本頁面由 Cloud Translation API 翻譯而成。

呼叫開放式模型的 MaaS API

Vertex AI 上的許多開放原始碼模型都提供全代管無伺服器模型，可透過 Vertex AI Chat Completions API 做為 API 使用。這些模型不需要佈建或管理基礎架構。

你可以串流傳送回覆，減少使用者感受到的延遲時間。串流回應會使用伺服器推送事件 (SSE) 逐步串流回應。

本頁面說明如何對支援 OpenAI Chat Completions API 的開放模型發出串流和非串流呼叫。如需 Llama 專屬注意事項，請參閱「要求 Llama 預測」。

事前準備

如要在 Vertex AI 中使用開放原始碼模型，請完成下列步驟。如要使用 Vertex AI，必須啟用 Vertex AI API (aiplatform.googleapis.com)。如果您已有啟用 Vertex AI API 的專案，可以改用該專案，不必建立新專案。

Sign in to your Google Cloud account. If you're new to Google Cloud, create an account to evaluate how our products perform in real-world scenarios. New customers also get $300 in free credits to run, test, and deploy workloads.

In the Google Cloud console, on the project selector page, select or create a Google Cloud project.

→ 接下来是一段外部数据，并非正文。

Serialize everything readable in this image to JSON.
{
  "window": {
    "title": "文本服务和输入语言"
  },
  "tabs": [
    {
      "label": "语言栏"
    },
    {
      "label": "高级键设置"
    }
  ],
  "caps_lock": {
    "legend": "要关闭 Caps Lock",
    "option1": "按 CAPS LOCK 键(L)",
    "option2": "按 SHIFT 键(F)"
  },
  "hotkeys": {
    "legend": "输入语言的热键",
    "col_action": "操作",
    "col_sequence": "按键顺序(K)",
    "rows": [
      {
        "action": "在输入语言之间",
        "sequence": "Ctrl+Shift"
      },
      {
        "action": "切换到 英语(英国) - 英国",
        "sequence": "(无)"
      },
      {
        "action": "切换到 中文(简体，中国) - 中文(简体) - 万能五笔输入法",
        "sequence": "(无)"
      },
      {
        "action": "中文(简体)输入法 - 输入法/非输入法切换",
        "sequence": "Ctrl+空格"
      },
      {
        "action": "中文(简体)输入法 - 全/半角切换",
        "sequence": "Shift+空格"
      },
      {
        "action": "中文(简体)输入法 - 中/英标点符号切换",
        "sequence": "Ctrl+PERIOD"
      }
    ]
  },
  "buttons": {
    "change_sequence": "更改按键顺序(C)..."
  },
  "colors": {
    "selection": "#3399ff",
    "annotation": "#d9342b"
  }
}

Roles required to select or create a project

Select a project: Selecting a project doesn't require a specific IAM role—you can select any project that you've been granted a role on.
Create a project: To create a project, you need the Project Creator role (roles/resourcemanager.projectCreator), which contains the resourcemanager.projects.create permission. Learn how to grant roles.

Go to project selector

Verify that billing is enabled for your Google Cloud project.

Enable the Vertex AI API.

Roles required to enable APIs

To enable APIs, you need the Service Usage Admin IAM role (roles/serviceusage.serviceUsageAdmin), which contains the serviceusage.services.enable permission. Learn how to grant roles.

Enable the API

In the Google Cloud console, on the project selector page, select or create a Google Cloud project.

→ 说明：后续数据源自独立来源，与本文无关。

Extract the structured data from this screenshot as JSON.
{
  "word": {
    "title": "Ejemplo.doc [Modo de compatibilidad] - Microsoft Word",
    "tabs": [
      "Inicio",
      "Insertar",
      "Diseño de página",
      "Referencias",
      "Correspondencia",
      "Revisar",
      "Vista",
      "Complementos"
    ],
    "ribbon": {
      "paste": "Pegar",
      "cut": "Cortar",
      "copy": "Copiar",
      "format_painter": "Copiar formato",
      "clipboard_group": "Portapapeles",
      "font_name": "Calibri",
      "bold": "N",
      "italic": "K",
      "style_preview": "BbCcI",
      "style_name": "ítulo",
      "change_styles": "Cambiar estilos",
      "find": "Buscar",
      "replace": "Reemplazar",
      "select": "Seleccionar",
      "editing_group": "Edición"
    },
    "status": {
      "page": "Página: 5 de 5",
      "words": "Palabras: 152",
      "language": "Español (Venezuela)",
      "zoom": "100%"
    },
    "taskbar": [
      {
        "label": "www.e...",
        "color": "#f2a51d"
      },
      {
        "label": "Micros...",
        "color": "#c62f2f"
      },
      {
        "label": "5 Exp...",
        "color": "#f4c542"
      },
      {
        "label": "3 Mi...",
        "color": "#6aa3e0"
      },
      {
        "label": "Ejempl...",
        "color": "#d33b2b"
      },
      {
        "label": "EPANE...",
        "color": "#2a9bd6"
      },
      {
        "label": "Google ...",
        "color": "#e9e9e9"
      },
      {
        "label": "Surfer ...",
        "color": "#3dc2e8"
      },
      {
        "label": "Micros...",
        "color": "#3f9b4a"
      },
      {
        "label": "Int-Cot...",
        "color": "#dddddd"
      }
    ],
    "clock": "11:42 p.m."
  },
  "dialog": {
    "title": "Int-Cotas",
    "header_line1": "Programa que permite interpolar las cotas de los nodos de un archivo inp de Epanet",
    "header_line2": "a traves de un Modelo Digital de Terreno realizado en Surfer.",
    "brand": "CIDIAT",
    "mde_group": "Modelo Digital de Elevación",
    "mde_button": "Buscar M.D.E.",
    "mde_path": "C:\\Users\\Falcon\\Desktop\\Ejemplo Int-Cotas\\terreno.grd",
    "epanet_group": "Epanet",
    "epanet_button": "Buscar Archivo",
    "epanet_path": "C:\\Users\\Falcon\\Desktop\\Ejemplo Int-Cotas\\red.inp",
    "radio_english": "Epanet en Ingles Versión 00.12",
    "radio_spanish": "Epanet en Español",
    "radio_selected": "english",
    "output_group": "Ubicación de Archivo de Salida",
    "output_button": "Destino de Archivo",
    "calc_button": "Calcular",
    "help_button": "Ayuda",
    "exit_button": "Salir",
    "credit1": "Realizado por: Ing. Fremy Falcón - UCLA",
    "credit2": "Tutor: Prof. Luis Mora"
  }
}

Roles required to select or create a project

Select a project: Selecting a project doesn't require a specific IAM role—you can select any project that you've been granted a role on.
Create a project: To create a project, you need the Project Creator role (roles/resourcemanager.projectCreator), which contains the resourcemanager.projects.create permission. Learn how to grant roles.

Go to project selector

Verify that billing is enabled for your Google Cloud project.

Enable the Vertex AI API.

Roles required to enable APIs

To enable APIs, you need the Service Usage Admin IAM role (roles/serviceusage.serviceUsageAdmin), which contains the serviceusage.services.enable permission. Learn how to grant roles.

Enable the API

前往要使用的模型在 Model Garden 中的模型資訊卡，然後按一下「啟用」，即可在專案中啟用該模型。
前往 Model Garden

對開放模型發出串流通話

下列範例會對開放模型發出串流呼叫：

Python

在試用這個範例之前，請先按照「使用用戶端程式庫的 Vertex AI 快速入門導覽課程」中的 Python 設定操作說明進行操作。詳情請參閱 Vertex AI Python API 參考說明文件。

如要向 Vertex AI 進行驗證，請設定應用程式預設憑證。詳情請參閱「為本機開發環境設定驗證機制」。

執行這個範例前，請務必設定 OPENAI_BASE_URL 環境變數。詳情請參閱「驗證和憑證」。

from openai import OpenAI
client = OpenAI()

stream = client.chat.completions.create(
    model="MODEL",
    messages=[{"role": "ROLE", "content": "CONTENT"}],
    max_tokens=MAX_OUTPUT_TOKENS,
    stream=True,
)
for chunk in stream:
    print(chunk.choices[0].delta.content or "", end="")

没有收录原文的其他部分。